The desire to make an impact runs in Nakeia’s blood. Her parents—who grew up across the street from each other in Cherry Hill—both chose professions they adored: firefighter and nurse. Before launching her consulting firm, Nakeia spent a few years teaching NUMBER grade, then worked in administrative roles for the Baltimore City Public School System.
“When I was teacher, sometimes I’d pull into the parking lot and think: ‘I’m part of a system that’s designed to fail.’ We’d have kids coming to school the morning after getting their doors kicked in—seeing somebody get dragged out in a drug raid or witnessing gang violence. There was just so much we couldn’t control outside of the classroom,” she says.
Nakeia’s social innovation—which she developed as part of the Goldman Sachs 10,000 Small Businesses program—is The WELL (Women Entrepreneurs Leadership Lab), a member-based network for Black women business owners who earn between $25k and $250k, but want to grow to a million dollar business.

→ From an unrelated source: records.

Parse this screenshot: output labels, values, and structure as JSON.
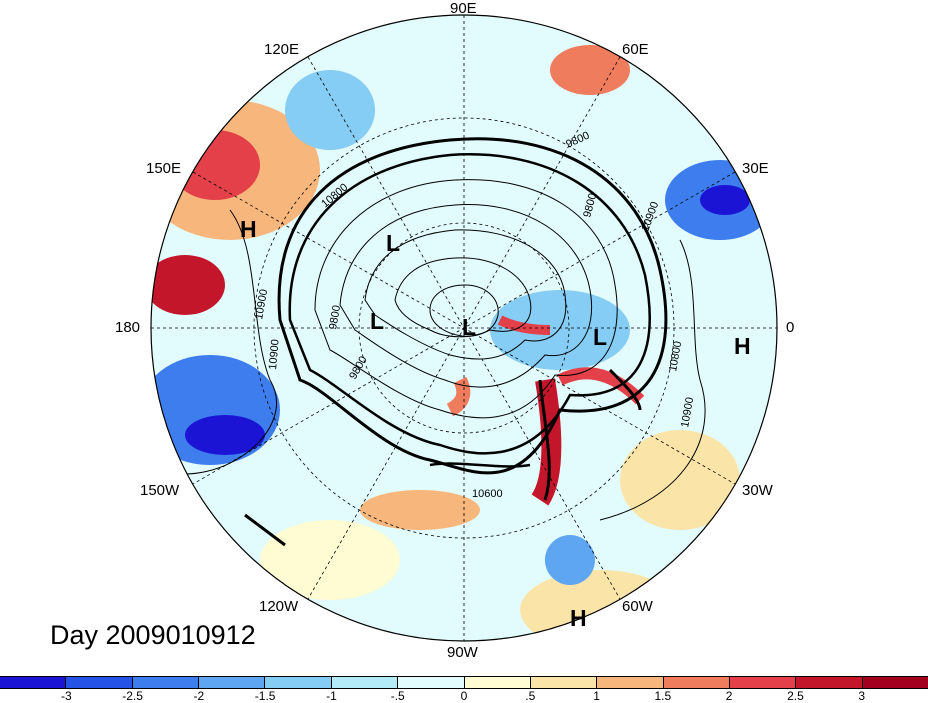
{
  "title": "Day 2009010912",
  "longitude_labels": [
    "90E",
    "60E",
    "30E",
    "0",
    "30W",
    "60W",
    "90W",
    "120W",
    "150W",
    "180",
    "150E",
    "120E"
  ],
  "pressure_centers": [
    {
      "type": "H",
      "name": "high-150E"
    },
    {
      "type": "L",
      "name": "low-asia"
    },
    {
      "type": "L",
      "name": "low-canada"
    },
    {
      "type": "L",
      "name": "low-pole"
    },
    {
      "type": "L",
      "name": "low-europe"
    },
    {
      "type": "H",
      "name": "high-east"
    },
    {
      "type": "H",
      "name": "high-south"
    }
  ],
  "contour_labels": [
    "9800",
    "10900",
    "10800",
    "10900",
    "9800",
    "9800",
    "10900",
    "9800",
    "10800",
    "10900",
    "10600"
  ],
  "colorbar": {
    "ticks": [
      "-3",
      "-2.5",
      "-2",
      "-1.5",
      "-1",
      "-.5",
      "0",
      ".5",
      "1",
      "1.5",
      "2",
      "2.5",
      "3"
    ],
    "colors": [
      "#1b14d4",
      "#2453e6",
      "#3d7ded",
      "#5ea5f2",
      "#85cdf4",
      "#b3ecf8",
      "#e2fbfd",
      "#fffbd2",
      "#fbe4a8",
      "#f7b67b",
      "#ef7c5d",
      "#e3404a",
      "#c4162b",
      "#a2001e"
    ]
  },
  "colors": {
    "land_lines": "#000000",
    "grid": "#000000"
  }
}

She has been challenged by peers and mentors on serving such specific niche, but she holds firm that it’s both a viable business model—and necessary to help build economic equity in the African American community. “If you look at the data, Black women are the fastest growing population starting businesses, but they also bring in the lowest receipts,” she explains. “That duality was shocking to me—and it’s something I’d like to change.”
The WELL curriculum will be centered around the three C’s: community, collaboration, confidence—the last of which she considers a make-or-break quality.

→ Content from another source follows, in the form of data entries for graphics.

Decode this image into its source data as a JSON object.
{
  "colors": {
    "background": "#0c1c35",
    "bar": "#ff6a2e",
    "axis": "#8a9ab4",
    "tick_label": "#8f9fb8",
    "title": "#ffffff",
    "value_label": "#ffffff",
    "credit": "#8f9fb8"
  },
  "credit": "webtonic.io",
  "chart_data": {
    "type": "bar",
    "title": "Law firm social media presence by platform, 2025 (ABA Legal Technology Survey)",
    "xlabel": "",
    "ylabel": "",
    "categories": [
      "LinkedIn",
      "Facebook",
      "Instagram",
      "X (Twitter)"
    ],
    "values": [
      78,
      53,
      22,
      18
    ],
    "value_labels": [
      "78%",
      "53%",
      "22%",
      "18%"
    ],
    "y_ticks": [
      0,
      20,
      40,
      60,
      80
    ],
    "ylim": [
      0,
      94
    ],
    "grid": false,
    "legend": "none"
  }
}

“One thing I had to coach myself on is perfectionism complex. That feeling that you have to go over and over every proposal or email before you send it,” she says. “In part, that anxiety comes from knowing people are going to question women more: ‘Is her concept valid? Is her data correct?’ If you’re a Black woman or man, they’ll ask you a third, fourth, or fifth time.”
Another penomenon Nakeia has noticed is I’ll-just-do-it-myself-itis. “Sometimes our businesses don’t grow fast enough because we’re solopreneurs,” she says. “I try to help women see they really can afford to get help, whether it’s hiring someone to do their financials or getting an intern to help with social media.”
That’s a win-win, because these bosses become job creators, who can create opportunities specifically for other women. “I went to Western High School, so I’m always looking for ways I can support my Western girls,” she says.
While Nakeia aims to grow the WELL into a national network, she says Charm City will always be its home base—a hub for women who want to change their own community, then the world.
“People say it’s New York. But I truly believe, if you can make it in Baltimore, you can make it anywhere.”